A noter que les clients sont beaucoup plus enclins à laisser leurs coordonnées sur tablette que sur papier… Entre nous c’est quand même plus fun !

  • Les jeux concours : Il n’est pas rare, une fois être passé en caisse, d’être invité par les grandes surfaces à participer à un jeu concours. Le jeu concours est un bon moyen pour fidéliser le client mais aussi pour collecter des informations sur ce dernier. Les données récoltées (nom, prénom, âge, adresse e-mail/postale, n° de téléphone,…) permettent ensuite d’envoyer des newsletters, des textos, des courriers, etc de manière ciblée.
collecte des données

collecte des données

  • L’enquête de satisfaction : Elle permet à la fois de dresser un profil plus précis sur le client et donc de mieux le connaitre mais aussi de collecter des informations très utiles pour améliorer les services proposés.

Dans le secteur de l’hotellerie, on voit de plus en plus de bornes tactiles apparaître pour collecter les commentaires à chaud des clients.

collecte des données

collecte des données

Une fois constituée, la base de données doit être bien alimentée, triée et nettoyée après un certain temps.

En effet, une base de données marketing sert à générer des campagnes, qu’elles soient de recrutement ou de fidélisation. Or, chaque donnée invalide ou non exploitable entraîne des retours (Par exemple, un client n’habite pas à l’adresse indiquée, un client est parti sans laisser d’adresse, l’adresse email du client n’est plus active…). C’est pourquoi les adresses doivent, par exemple, être soumises à la technique dite RNVP (restructuration, normalisation, validation postale). Cette activité de nettoyage est essentielle, quand on sait, par exemple, que 12 % de la population déménage tous les ans…

Il est possible d’améliorer l’exploitation de la base en la scindant en plusieurs groupes de contacts. La segmentation de la base de données en X groupes permet de rassembler les cibles par affinités, et ainsi d’entreprendre des actions plus précises et adaptées aux spécificités de ces segments.

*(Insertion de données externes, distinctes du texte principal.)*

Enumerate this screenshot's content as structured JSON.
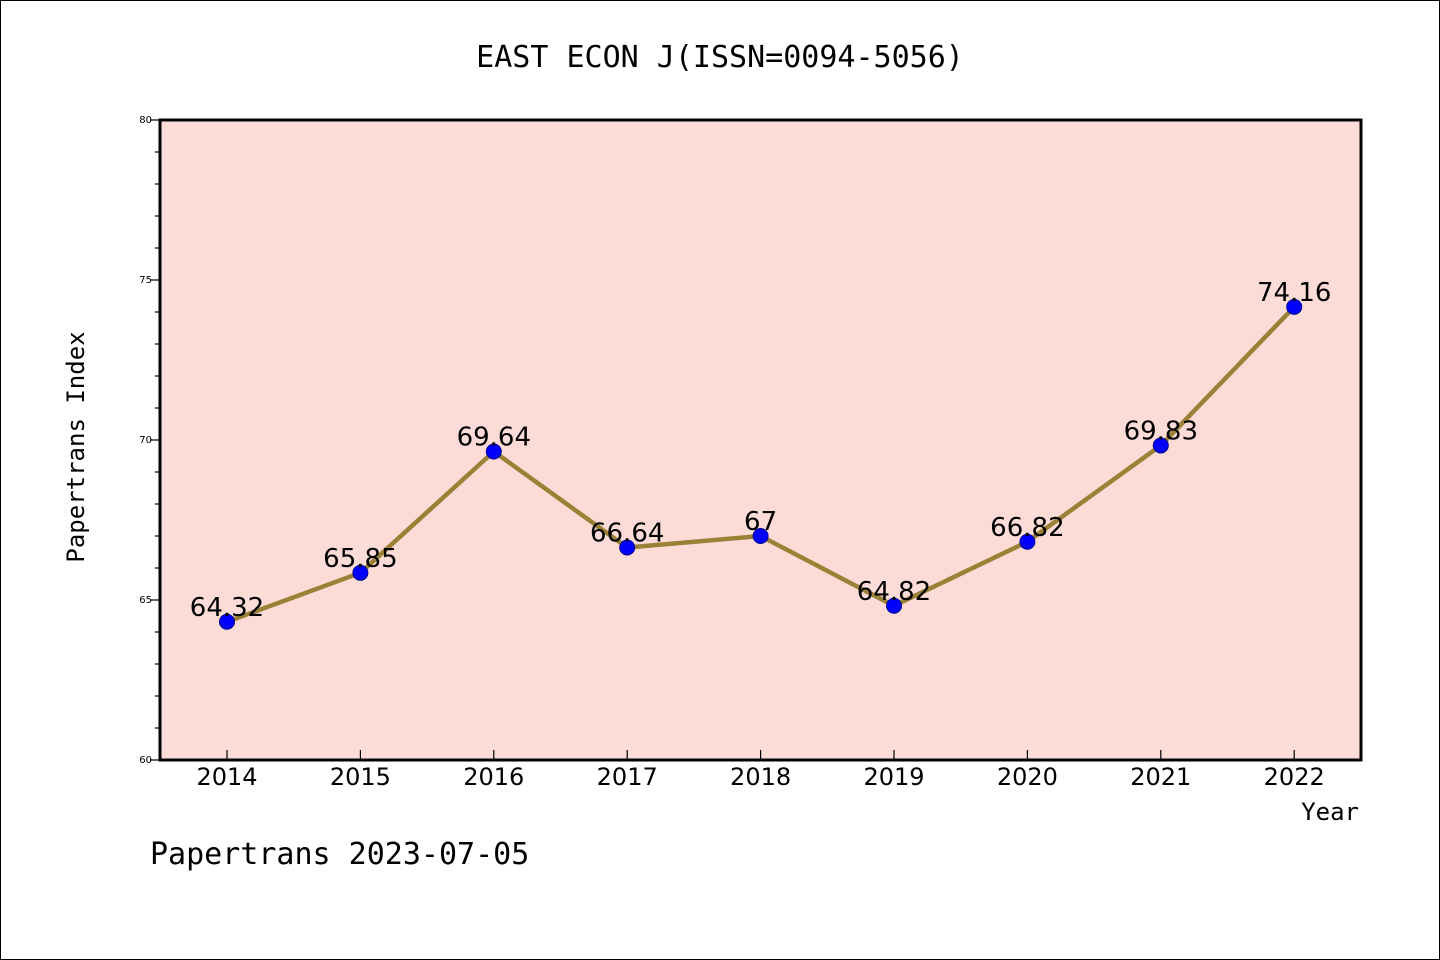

La segmentation peut alors s’opérer selon des facteurs généralistes (comme, par exemple, une distinction entre les publics masculin et féminin) comme plus pointus (revenus, zones géographiques, ancienneté du compte client…).

Pour conserver une base clients à jour, il est donc nécessaire de vérifier que les données collectées soient toujours exactes. Bien évidemment, plus le délai entre deux mises à jour est grand, plus les données périmées risquent d’être nombreuses.

Grâce aux trois volets de ce dossier, nous espérons que vous disposez maintenant de nombreux outils pour de replacer le point de vente physique au coeur du parcours client.